À ma propre stupéfaction, la terre a répondu. Des vibrations sont montées des profondeurs, juste sous mes pieds. Des fissures ont parcouru le sol, avec pour point de départ mon poing toujours fermement planté dans l'herbe sèche.

La terre a tremblé de plus en plus fort, sous les cris mélangés des demi-dieux et des monstres. Ils se noyaient derrière les battements de mon cœur résonnant à mes oreilles avec force.

Les fissures se sont agrandies en véritables crevasses tandis que la terre tremblait de plus en plus fort. La colline bougeait comme du plastique fondu, épargnant les demi-dieux mais poussant les monstres à sombrer dans les gouffres créés.

En quelques secondes à peine, tous les ennemis présents avaient été engloutis. Les crevasses sont redevenues des fissures, qui se sont refermées avec un bruit de tonnerre. Je n'ai compris qu'une tension menaçait de faire lâcher les muscles de mon bras que lorsque je l'ai sentie disparaître. Alors j'ai souri, mais d'un sourire sans joie.

Poséidon était mon père, et c'était le dieu des tremblements de terre. Je n'aurais jamais pensé être capable d'un tel exploit, surtout alors que Percy en était incapable, pourtant je venais bel et bien d'expulser le reste des monstres aux Enfers d'un simple mouvement de bras.

Comme si c'était trop d'énergie dépensée pour mon pauvre corps, j'ai senti mes jambes flancher et je me suis écroulée sur le sol. Maintenant que les montres étaient morts, la tristesse reprenait le dessus et menaçait de m'engloutir.

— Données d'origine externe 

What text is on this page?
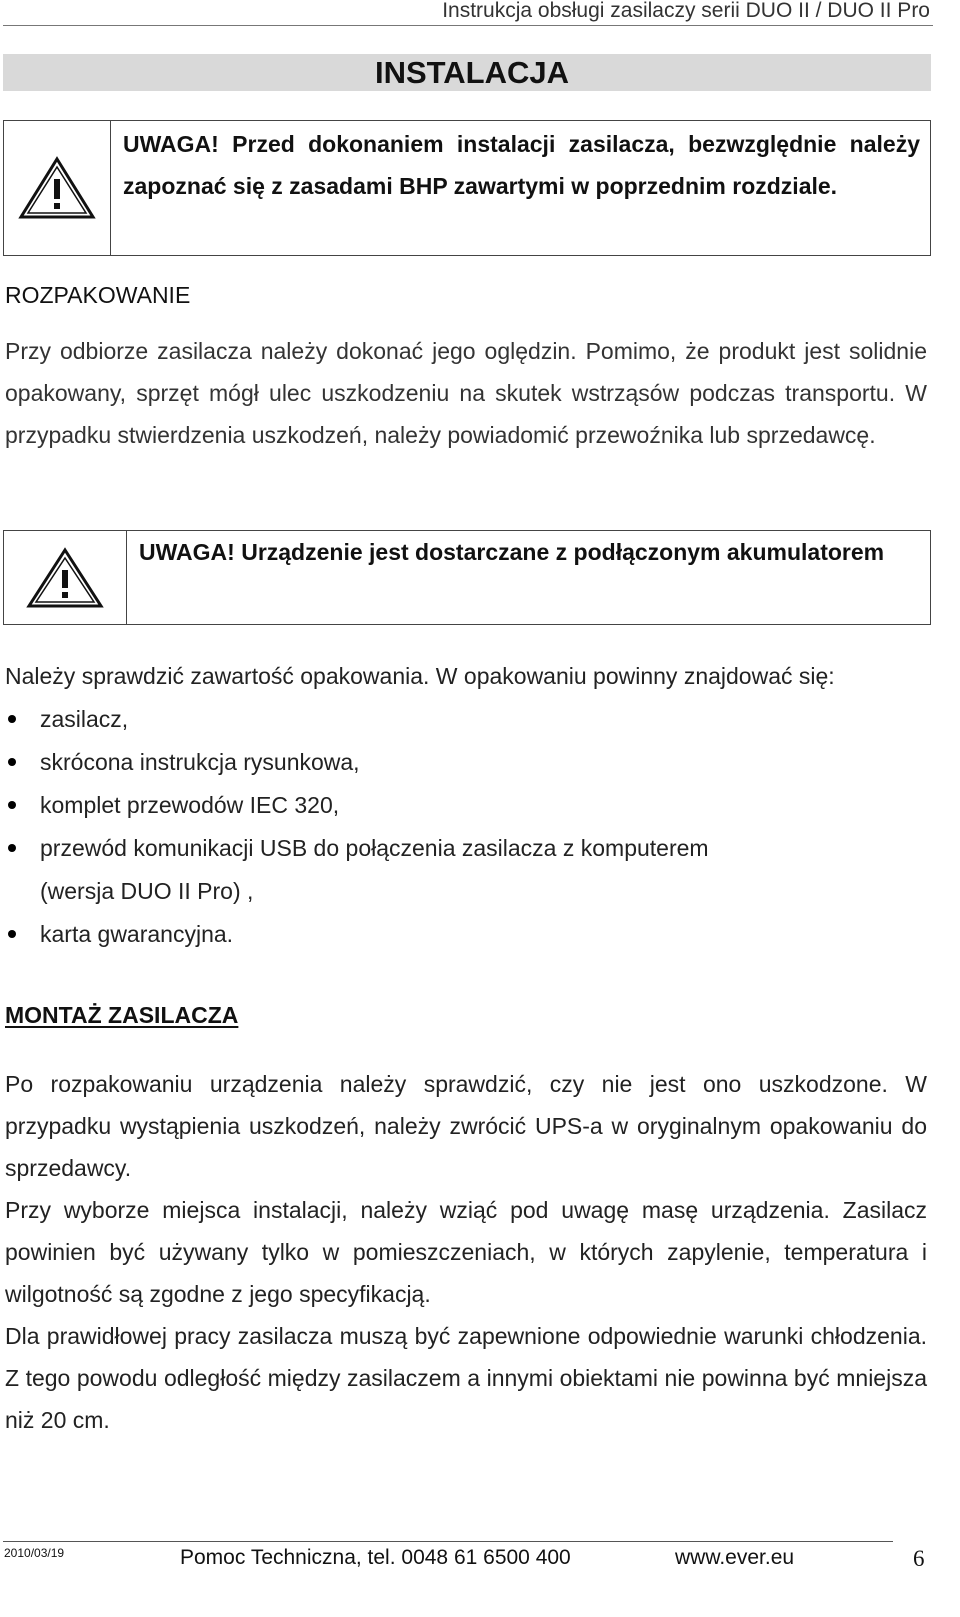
Instrukcja obsługi zasilaczy serii DUO II / DUO II Pro
INSTALACJA
UWAGA! Przed dokonaniem instalacji zasilacza, bezwzględnie należy zapoznać się z zasadami BHP zawartymi w poprzednim rozdziale.
ROZPAKOWANIE

Przy odbiorze zasilacza należy dokonać jego oględzin. Pomimo, że produkt jest solidnie opakowany, sprzęt mógł ulec uszkodzeniu na skutek wstrząsów podczas transportu. W przypadku stwierdzenia uszkodzeń, należy powiadomić przewoźnika lub sprzedawcę.

UWAGA! Urządzenie jest dostarczane z podłączonym akumulatorem

Należy sprawdzić zawartość opakowania. W opakowaniu powinny znajdować się:

zasilacz,
skrócona instrukcja rysunkowa,
komplet przewodów IEC 320,
przewód komunikacji USB do połączenia zasilacza z komputerem (wersja DUO II Pro) ,
karta gwarancyjna.
MONTAŻ ZASILACZA

Po rozpakowaniu urządzenia należy sprawdzić, czy nie jest ono uszkodzone. W przypadku wystąpienia uszkodzeń, należy zwrócić UPS-a w oryginalnym opakowaniu do sprzedawcy.

Przy wyborze miejsca instalacji, należy wziąć pod uwagę masę urządzenia. Zasilacz powinien być używany tylko w pomieszczeniach, w których zapylenie, temperatura i wilgotność są zgodne z jego specyfikacją.

Dla prawidłowej pracy zasilacza muszą być zapewnione odpowiednie warunki chłodzenia. Z tego powodu odległość między zasilaczem a innymi obiektami nie powinna być mniejsza niż 20 cm.

2010/03/19	Pomoc Techniczna, tel. 0048 61 6500 400	www.ever.eu	6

J'ai entendu des cris, ceux de Percy qui m'appelait désespérément, ceux d'autres personnes. Je sentais ma tête tourner, j'avais la nausée et tout était teinté de rouge autour de moi.

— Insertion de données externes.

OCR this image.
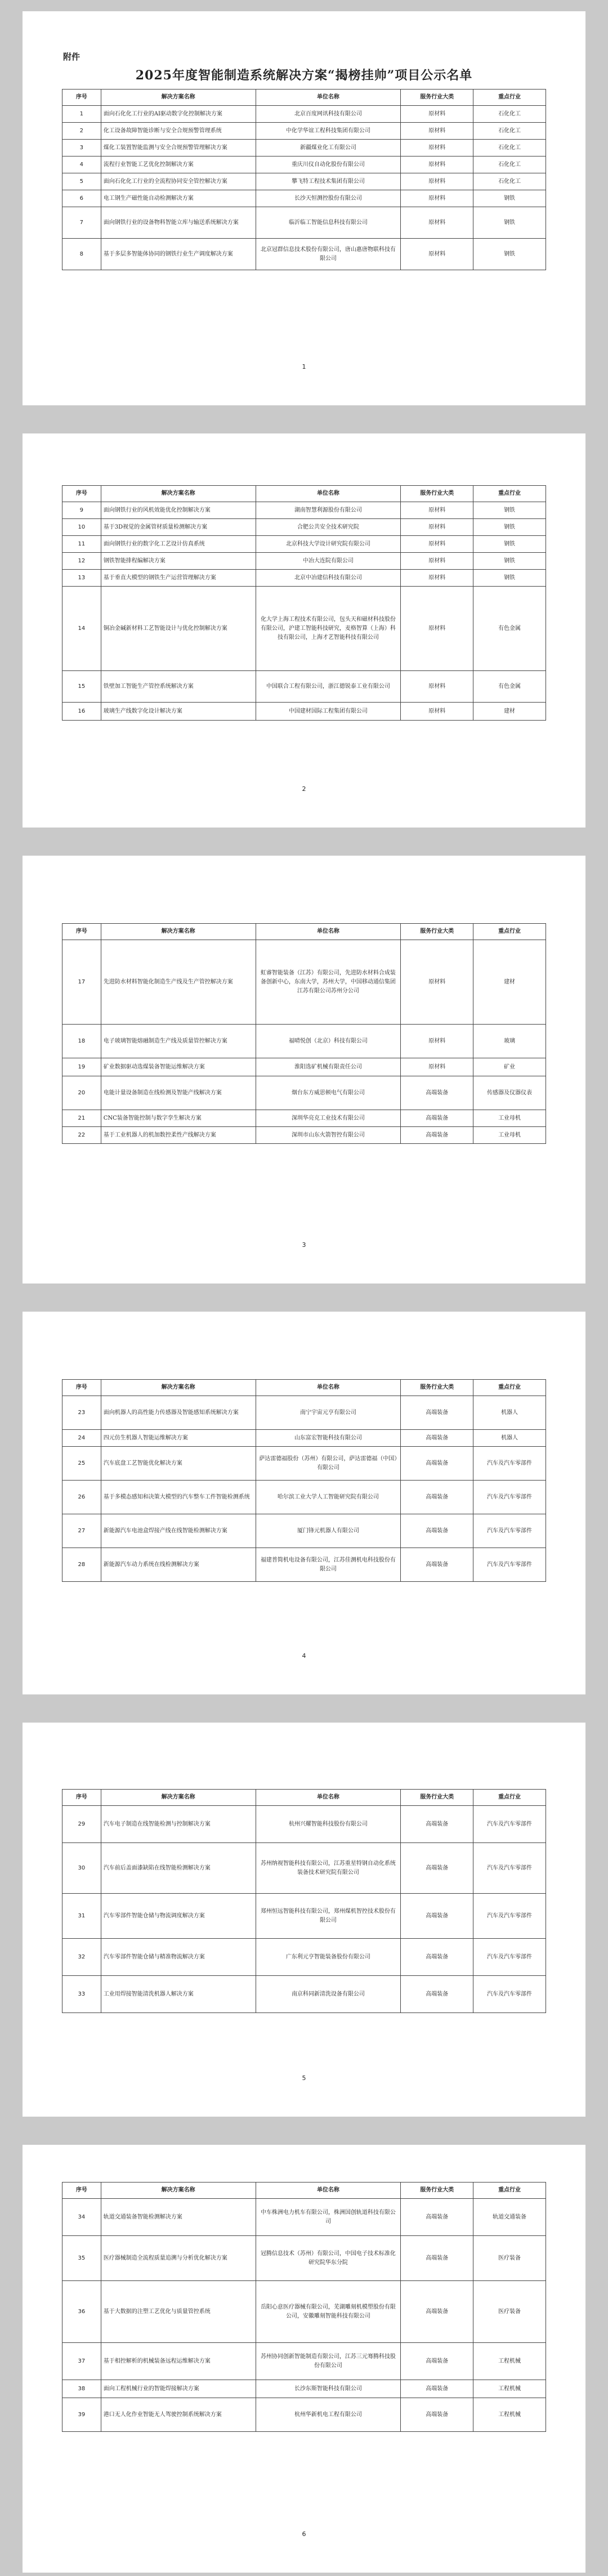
附件
2025年度智能制造系统解决方案“揭榜挂帅”项目公示名单
序号	解决方案名称	单位名称	服务行业大类	重点行业
1	面向石化化工行业的AI驱动数字化控制解决方案	北京百度网讯科技有限公司	原材料	石化化工
2	化工设备故障智能诊断与安全合规预警管理系统	中化学华谊工程科技集团有限公司	原材料	石化化工
3	煤化工装置智能监测与安全合规预警管理解决方案	新疆煤业化工有限公司	原材料	石化化工
4	流程行业智能工艺优化控制解决方案	重庆川仪自动化股份有限公司	原材料	石化化工
5	面向石化化工行业的全流程协同安全管控解决方案	攀飞特工程技术集团有限公司	原材料	石化化工
6	电工钢生产磁性能自动检测解决方案	长沙天恒测控股份有限公司	原材料	钢铁
7	面向钢铁行业的设备物料智能立库与输送系统解决方案	临沂临工智能信息科技有限公司	原材料	钢铁
8	基于多层多智能体协同的钢铁行业生产调度解决方案	北京冠群信息技术股份有限公司，唐山惠唐物联科技有限公司	原材料	钢铁
1
序号	解决方案名称	单位名称	服务行业大类	重点行业
9	面向钢铁行业的风机效能优化控制解决方案	湖南智慧利源股份有限公司	原材料	钢铁
10	基于3D视觉的金属管材质量检测解决方案	合肥公共安全技术研究院	原材料	钢铁
11	面向钢铁行业的数字化工艺设计仿真系统	北京科技大学设计研究院有限公司	原材料	钢铁
12	钢铁智能排程编解决方案	中冶大连院有限公司	原材料	钢铁
13	基于垂直大模型的钢铁生产运营管理解决方案	北京中冶建信科技有限公司	原材料	钢铁
14	铜冶金碱新材料工艺智能设计与优化控制解决方案	化大学上海工程技术有限公司，包头天和磁材科技股份有限公司，沪建工智能科技研究，麦格智算（上海）科技有限公司，上海才艺智能科技有限公司	原材料	有色金属
15	铁壁加工智能生产管控系统解决方案	中国联合工程有限公司，浙江德锐泰工业有限公司	原材料	有色金属
16	玻璃生产线数字化设计解决方案	中国建材国际工程集团有限公司	原材料	建材
2
序号	解决方案名称	单位名称	服务行业大类	重点行业
17	先进防水材料智能化制造生产线及生产管控解决方案	虹睿智能装备（江苏）有限公司，先进防水材料合成装备创新中心，东南大学，苏州大学，中国移动通信集团江苏有限公司苏州分公司	原材料	建材
18	电子玻璃智能熔融制造生产线及质量管控解决方案	福晴悦创（北京）科技有限公司	原材料	玻璃
19	矿业数据驱动选煤装备智能运维解决方案	淮阳选矿机械有限责任公司	原材料	矿业
20	电能计量设备制造在线检测及智能产线解决方案	烟台东方威思顿电气有限公司	高端装备	传感器及仪器仪表
21	CNC装备智能控制与数字孪生解决方案	深圳华亮克工业技术有限公司	高端装备	工业母机
22	基于工业机器人的机加数控柔性产线解决方案	深圳市山东火箭智控有限公司	高端装备	工业母机
3
序号	解决方案名称	单位名称	服务行业大类	重点行业
23	面向机器人的高性能力传感器及智能感知系统解决方案	南宁宇宙元亨有限公司	高端装备	机器人
24	四元仿生机器人智能运维解决方案	山东富宏智能科技有限公司	高端装备	机器人
25	汽车底盘工艺智能优化解决方案	萨达雷德福股份（苏州）有限公司，萨达雷德福（中国）有限公司	高端装备	汽车及汽车零部件
26	基于多模态感知和决策大模型的汽车整车工件智能检测系统	哈尔滨工业大学人工智能研究院有限公司	高端装备	汽车及汽车零部件
27	新能源汽车电池盒焊接产线在线智能检测解决方案	厦门锋元机器人有限公司	高端装备	汽车及汽车零部件
28	新能源汽车动力系统在线检测解决方案	福建普简机电设备有限公司，江苏佳测机电科技股份有限公司	高端装备	汽车及汽车零部件
4
序号	解决方案名称	单位名称	服务行业大类	重点行业
29	汽车电子制造在线智能检测与控制解决方案	杭州兴耀智能科技股份有限公司	高端装备	汽车及汽车零部件
30	汽车前后盖面漆缺陷在线智能检测解决方案	苏州纳视智能科技有限公司，江苏重星特钢自动化系统装备技术研究院有限公司	高端装备	汽车及汽车零部件
31	汽车零部件智能仓储与物流调度解决方案	郑州恒远智能科技有限公司，郑州煤机智控技术股份有限公司	高端装备	汽车及汽车零部件
32	汽车零部件智能仓储与精准物流解决方案	广东利元亨智能装备股份有限公司	高端装备	汽车及汽车零部件
33	工业用焊接智能清洗机器人解决方案	南京科同新清洗设备有限公司	高端装备	汽车及汽车零部件
5
序号	解决方案名称	单位名称	服务行业大类	重点行业
34	轨道交通装备智能检测解决方案	中车株洲电力机车有限公司，株洲国创轨道科技有限公司	高端装备	轨道交通装备
35	医疗器械制造全流程质量追溯与分析优化解决方案	冠腾信息技术（苏州）有限公司，中国电子技术标准化研究院华东分院	高端装备	医疗装备
36	基于大数据的注塑工艺优化与质量管控系统	岳阳心意医疗器械有限公司，芜湖雕刻机模塑股份有限公司，安徽雕刻智能科技有限公司	高端装备	医疗装备
37	基于相控解析的机械装备远程运维解决方案	苏州协同创新智能制造有限公司，江苏三元骞腾科技股份有限公司	高端装备	工程机械
38	面向工程机械行业的智能焊接解决方案	长沙东斯智能科技有限公司	高端装备	工程机械
39	港口无人化作业智能无人驾驶控制系统解决方案	杭州华新机电工程有限公司	高端装备	工程机械
6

– Mila !, a fait une voix, plus proche de moi.

Des mains m'ont rattrapée et déposée doucement par terre, allongée dans l'herbe. Je ne sentais plus mes jambes, ni mes bras, et ma vision s'est troublée. J'ai vu un visage inquiet et pâle qui se penchait au-dessus de moi, deux yeux sombres dont l'un sous lequel s'étalait une balafre. Des cheveux noirs et fins retombaient sur le front du garçon, et pendant un instant, j'ai cru que c'était Leo. Mais non, Leo avait les cheveux bouclés et la peau plus mate.

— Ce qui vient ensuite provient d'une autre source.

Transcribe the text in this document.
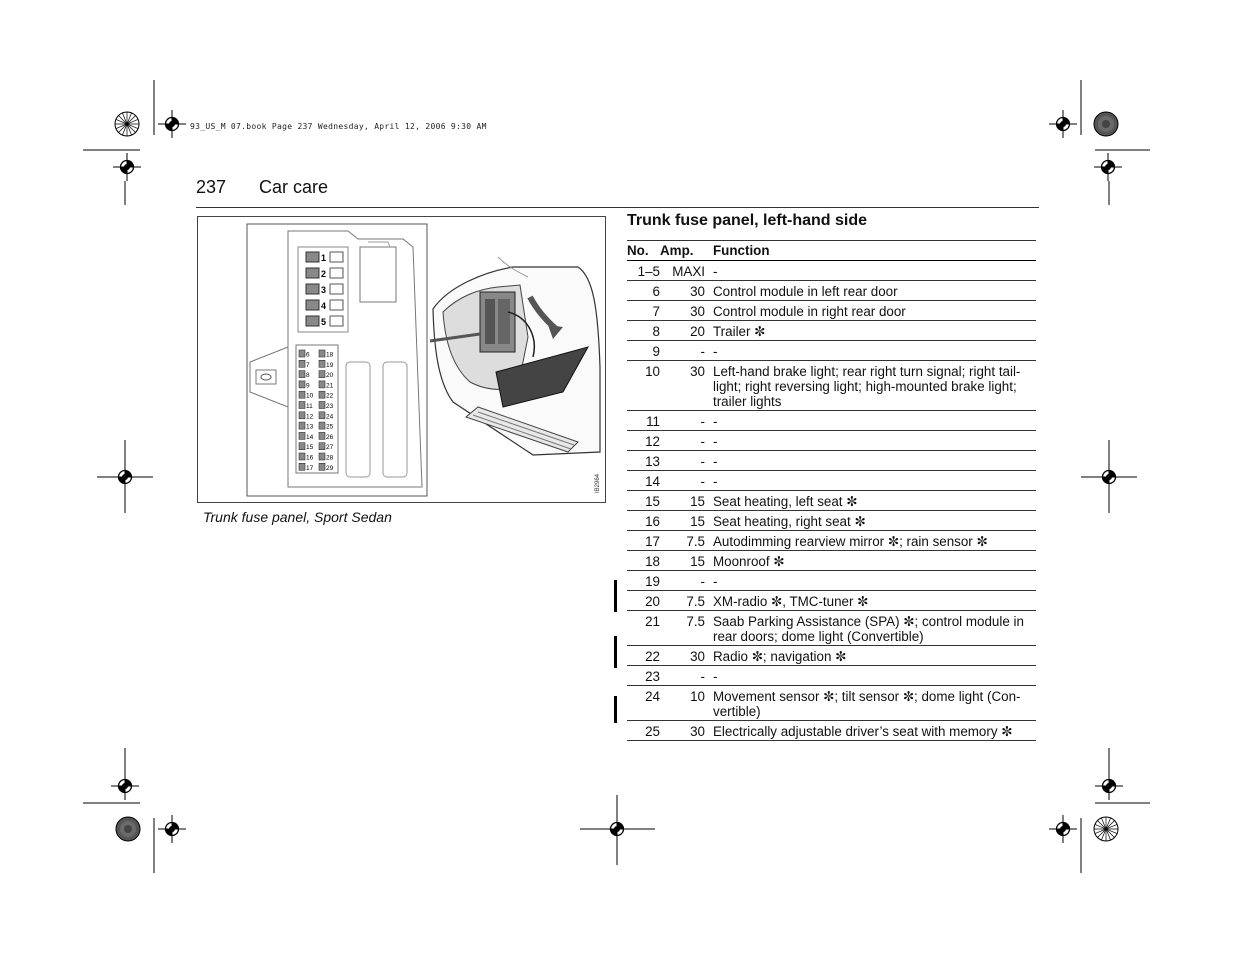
93_US_M 07.book Page 237 Wednesday, April 12, 2006 9:30 AM
237 Car care
1
2
3
4
5
6	18
7	19
8	20
9	21
10 22
11 23
12 24
13 25
14 26
15 27
16 28
17 29
IB2964
Trunk fuse panel, Sport Sedan
Trunk fuse panel, left-hand side
No.	Amp.	Function
1–5	MAXI	-
6	30	Control module in left rear door
7	30	Control module in right rear door
8	20	Trailer ✼
9	-	-
10	30	Left-hand brake light; rear right turn signal; right tail-light; right reversing light; high-mounted brake light; trailer lights
11	-	-
12	-	-
13	-	-
14	-	-
15	15	Seat heating, left seat ✼
16	15	Seat heating, right seat ✼
17	7.5	Autodimming rearview mirror ✼; rain sensor ✼
18	15	Moonroof ✼
19	-	-
20	7.5	XM-radio ✼, TMC-tuner ✼
21	7.5	Saab Parking Assistance (SPA) ✼; control module in rear doors; dome light (Convertible)
22	30	Radio ✼; navigation ✼
23	-	-
24	10	Movement sensor ✼; tilt sensor ✼; dome light (Con-vertible)
25	30	Electrically adjustable driver’s seat with memory ✼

– Mila, ce que tu as fait..., a murmuré la personne penchée sur moi. C'était juste phénoménal ! Mais tu as dépensé beaucoup d'énergie.

Le visage angélique s'est tourné vers une personne hors de mon champ de vision.

– Will ! Il faut l'amener à l'infirmerie !

Un deuxième visage est apparu au-dessus de moi, encadré par des cheveux blonds celui-là. C'est la dernière chose que j'aie vue avant de m'évanouir.